Menendez Jr. and DeGise have been campaigning together for the young man’s father.

“I’ve been fortunate enough to travel around the county with Tom DeGise, and everyone has been very generous and gracious,” Menendez Jr. said. “He’s been like a surrogate mentor to me and I’ve enjoyed working with him.”

Essay contest winners

Each year, the Weehawken Elks sponsor an essay contest for Weehawken High School students to participate in regarding freedom of the press, with the winner receiving an award from the Weehawken and You Civic Association.

This year’s winner was junior Maura Hehir, who read her essay to the audience.

“Suppose our country didn’t provide freedom of the press,” Hehir said. “Information would be prejudiced, and thus, public opinion would be effectively engineered. Only government-sanctioned information would be fed to the American people and we all know that governmental spin isn’t always the most honest. All media would be controlled by a single ideology, as we’ve seen in the last century with Communism.”

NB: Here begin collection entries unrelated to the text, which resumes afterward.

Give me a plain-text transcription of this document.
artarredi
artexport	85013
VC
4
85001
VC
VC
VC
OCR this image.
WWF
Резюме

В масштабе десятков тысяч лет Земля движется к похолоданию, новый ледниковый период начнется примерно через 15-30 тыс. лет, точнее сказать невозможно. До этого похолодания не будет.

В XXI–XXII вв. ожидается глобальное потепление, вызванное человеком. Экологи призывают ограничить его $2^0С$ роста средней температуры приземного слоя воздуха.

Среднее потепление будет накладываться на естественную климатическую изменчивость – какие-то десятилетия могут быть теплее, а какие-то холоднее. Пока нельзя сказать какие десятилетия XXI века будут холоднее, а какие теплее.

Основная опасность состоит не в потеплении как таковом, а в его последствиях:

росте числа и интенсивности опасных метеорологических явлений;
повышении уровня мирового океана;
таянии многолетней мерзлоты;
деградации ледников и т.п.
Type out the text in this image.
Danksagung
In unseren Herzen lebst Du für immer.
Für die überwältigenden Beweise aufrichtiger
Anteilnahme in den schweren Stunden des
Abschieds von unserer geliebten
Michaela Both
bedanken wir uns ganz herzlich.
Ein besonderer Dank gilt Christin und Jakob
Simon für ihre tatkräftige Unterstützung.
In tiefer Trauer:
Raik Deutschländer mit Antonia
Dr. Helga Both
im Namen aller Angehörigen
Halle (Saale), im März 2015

Added Hehir, “My hope is to pursue a career as a journalist. Without the protections guaranteed by freedom of the press, my dreams would be shattered. The breadth and depth of information and commentary available via print, Internet, radio and television help us to form opinions based on fact rather than fiction.”

Elks helped when DeGise was disabled

DeGise said that he had a special kinship with the Weehawken Elks.

“In 1969, I was a freshman in college and I had serious surgery done to my ankle,” DeGise said. “I was laid up for about a year and a half. My family didn’t have much money and it was difficult for us to pay for the things we needed. A man from the Weehawken Elks named Stan Shaw heard about my plight and offered to help. This lodge bought me a wheelchair, crutches, a cane, whatever I needed. It was a huge help and I’ve never forgotten that.”

Jersey Journal opinioneditorial page editor Agustin Torres also spoke at the event on behalf of his paper, as did this reporter speak on behalf of the Hudson Reporter Newspapers chain.